The wound I’m focusing on now is the one that Jay Spencer has left on my heart. No, I’m not in love with the guy. That would be foolish considering we barely know one another. But, besides Casey, he’s been the only real friend I’ve had here in California. Pathetic, right? Considering we’ve only just reunited. I was real with him though, through my letters years ago and our recent talks. It was different from the acquaintanceships I keep with fellow students for the sake of appearances and study groups. They’re all convenience friends…convenient for the sake of school, not my personal life.
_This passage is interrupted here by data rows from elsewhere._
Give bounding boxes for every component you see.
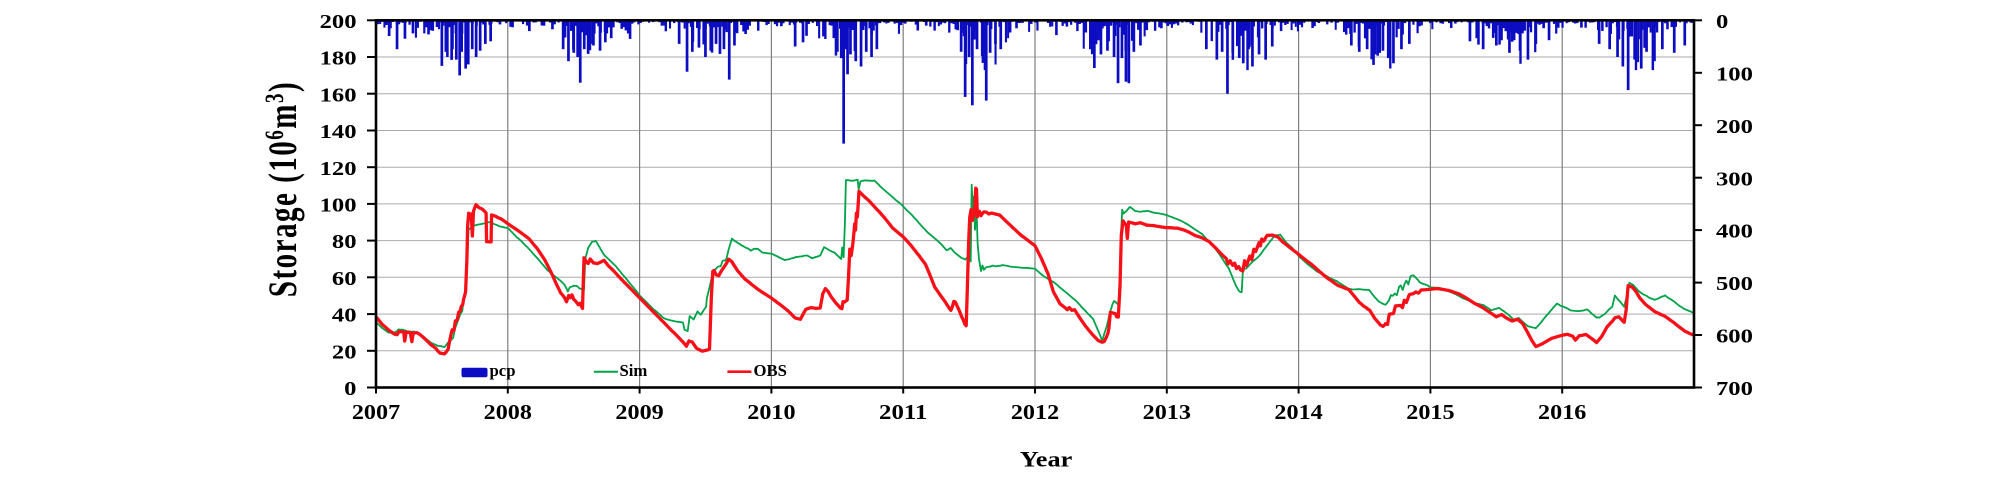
svg-text:0: 0: [344, 378, 356, 400]
svg-text:120: 120: [320, 158, 357, 180]
svg-text:80: 80: [332, 231, 357, 253]
svg-text:2015: 2015: [1406, 400, 1454, 424]
svg-text:180: 180: [320, 48, 357, 70]
svg-text:500: 500: [1716, 273, 1753, 295]
svg-text:160: 160: [320, 84, 357, 106]
svg-text:2008: 2008: [484, 400, 533, 424]
svg-text:Year: Year: [1020, 447, 1073, 472]
svg-text:2014: 2014: [1274, 400, 1323, 424]
svg-text:2010: 2010: [747, 400, 795, 424]
svg-text:700: 700: [1716, 378, 1753, 400]
svg-text:300: 300: [1716, 168, 1753, 190]
svg-text:100: 100: [1716, 63, 1753, 85]
svg-text:0: 0: [1716, 11, 1728, 33]
svg-text:60: 60: [332, 268, 357, 290]
svg-text:2013: 2013: [1143, 400, 1192, 424]
svg-text:Sim: Sim: [620, 361, 648, 380]
svg-text:140: 140: [320, 121, 357, 143]
svg-text:Storage (106m3): Storage (106m3): [260, 81, 305, 297]
svg-text:2012: 2012: [1011, 400, 1059, 424]
svg-text:2009: 2009: [615, 400, 663, 424]
svg-text:2016: 2016: [1538, 400, 1587, 424]
svg-text:20: 20: [332, 341, 357, 363]
svg-text:200: 200: [1716, 116, 1753, 138]
svg-text:600: 600: [1716, 326, 1753, 348]
svg-text:400: 400: [1716, 221, 1753, 243]
svg-text:200: 200: [320, 11, 357, 33]
svg-text:pcp: pcp: [490, 361, 516, 380]
svg-text:OBS: OBS: [754, 361, 787, 380]
svg-text:2011: 2011: [879, 400, 927, 424]
svg-text:2007: 2007: [352, 400, 401, 424]
svg-text:40: 40: [332, 305, 357, 327]
svg-text:100: 100: [320, 195, 357, 217]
Not to mention Jay is gorgeous and sexy and the things he can do with his fingers and tongue…

I digress…

I lean back against the comforting couch cushions and close my eyes. Try as I might, I just can’t stop my thoughts from turning to Jay. The way he makes me feel…physically and emotionally…it completes me.

Hecompletes me.

How cliché.

But seriously…he’s everything I hadn’t known I’d been missing in my life.

I don’t know why he even moved to California if he’s going to act like a big freaking baby and hide from me when things get a little too hot for him to handle. What a chicken shit. He came here for me, for crying out loud. Then he makes the grand gesture and cowers…what the hell is that about?
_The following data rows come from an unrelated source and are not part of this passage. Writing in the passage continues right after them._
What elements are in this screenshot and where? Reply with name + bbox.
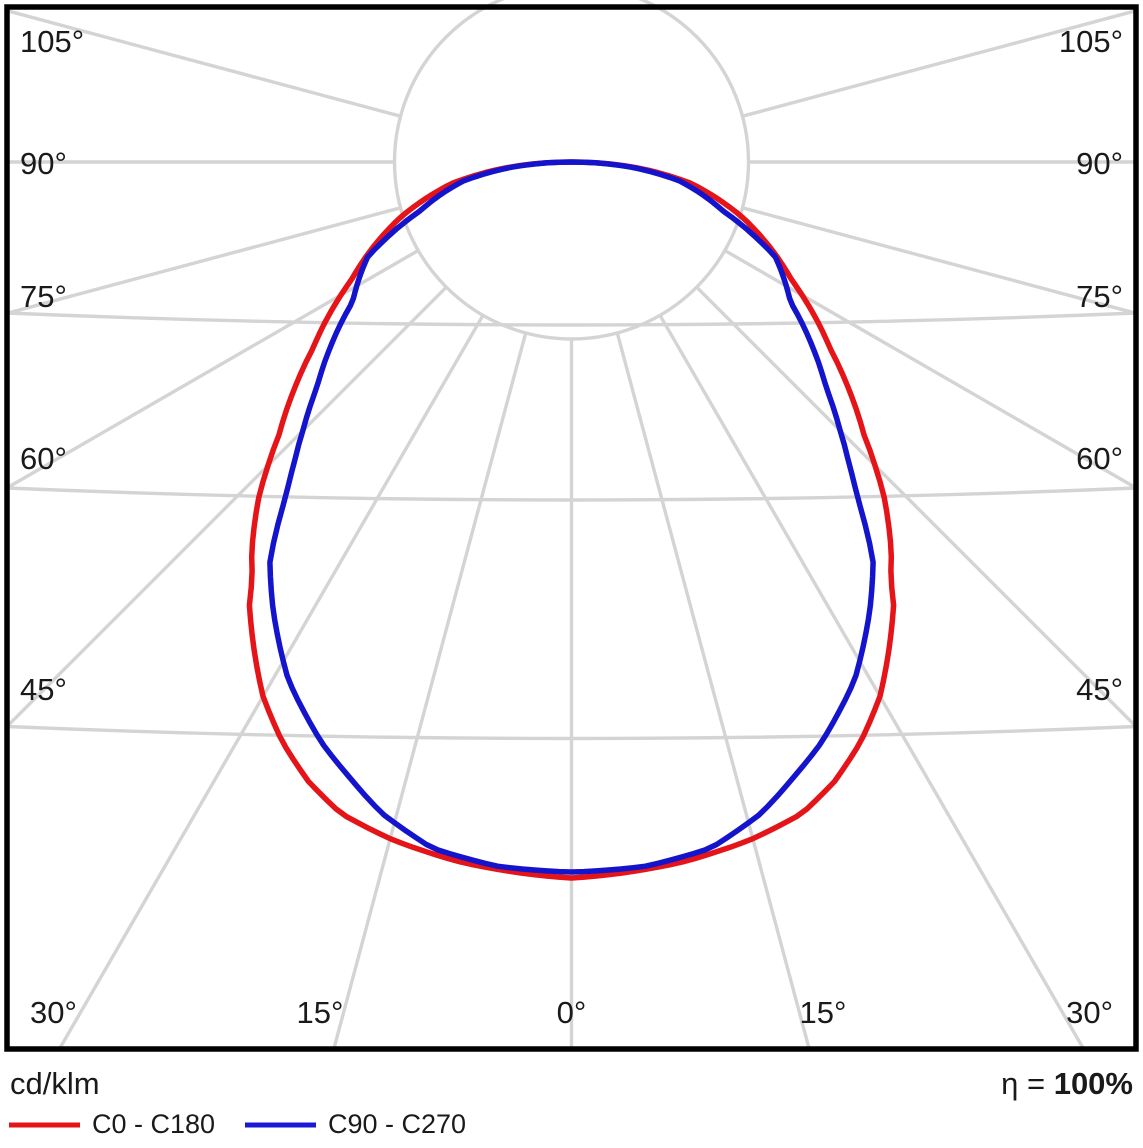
svg-text:0°: 0°: [557, 995, 587, 1030]
svg-text:105°: 105°: [1059, 24, 1123, 59]
svg-text:15°: 15°: [297, 995, 344, 1030]
svg-text:90°: 90°: [1076, 146, 1123, 181]
svg-text:60°: 60°: [1076, 441, 1123, 476]
svg-text:105°: 105°: [20, 24, 84, 59]
svg-text:C0 - C180: C0 - C180: [92, 1109, 215, 1139]
svg-text:C90 - C270: C90 - C270: [328, 1109, 466, 1139]
svg-text:30°: 30°: [30, 995, 77, 1030]
svg-text:75°: 75°: [20, 279, 67, 314]
svg-text:75°: 75°: [1076, 279, 1123, 314]
svg-text:η = 100%: η = 100%: [1001, 1066, 1133, 1101]
svg-text:90°: 90°: [20, 146, 67, 181]
svg-text:60°: 60°: [20, 441, 67, 476]
svg-text:45°: 45°: [20, 672, 67, 707]
svg-text:15°: 15°: [800, 995, 847, 1030]
svg-text:30°: 30°: [1066, 995, 1113, 1030]
svg-text:cd/klm: cd/klm: [10, 1066, 100, 1101]
svg-text:45°: 45°: [1076, 672, 1123, 707]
I open my eyes and sit up straight. No. I’m not going to let him pull that. If he wants to back away from me and pretend that we’re nothing…not even friends…he can do it to my face. I look at the clock and see that it’s almost four. I never asked, but I assume Jay works nine to five, so I’ve got time to get to his shop and patiently wait for him to clock out so we can have a little come to Jesus meeting.

I think he’d said his boss’s name was Leroy, so I type “Leroy” and “motorcycle repair shop” into the search engine on my phone. Almost immediately I have a hit for a shop in San Jose.

“Bingo!” I jump up from the couch and grab my bag from the table by the door. I slip my feet into my flip flops and do a quick face check in the small mirror over the table. I’d been crying, so I make sure my eyes aren’t too puffy and I don’t have snot on my face. My hair could use some work, but otherwise I look okay, so I pick up my keys and open the apartment door, stepping right out into a firm, solid chest.

“What the…?” I look up and my eyes widen. Jay. Here. On my doorstep.

“Going somewhere?” he asks with a smirk.

Oh no, he doesn’t. He doesn’t get to act all cute. I lift up my chin in defiance. “Yeah, I was going somewhere.”

He takes a step back and raises his arm as if he’s letting me pass. “Don’t let me stop you.”

I narrow my eyes at him and take a step forward so we’re only about a foot apart. Then I point my finger right into his sternum. “I was going to see you.”

His eyebrows draw together. “See me? Where?”

“Leroy’s,” I tell him, giving him a smirk of my own.

His eyes widen, and he starts shaking his head. “You can’t go over there.”

“Well, obviously. Because you’re here.”

“No, Kate. I mean anytime. That’s not a good neighborhood, and you don’t need to be wandering around it.”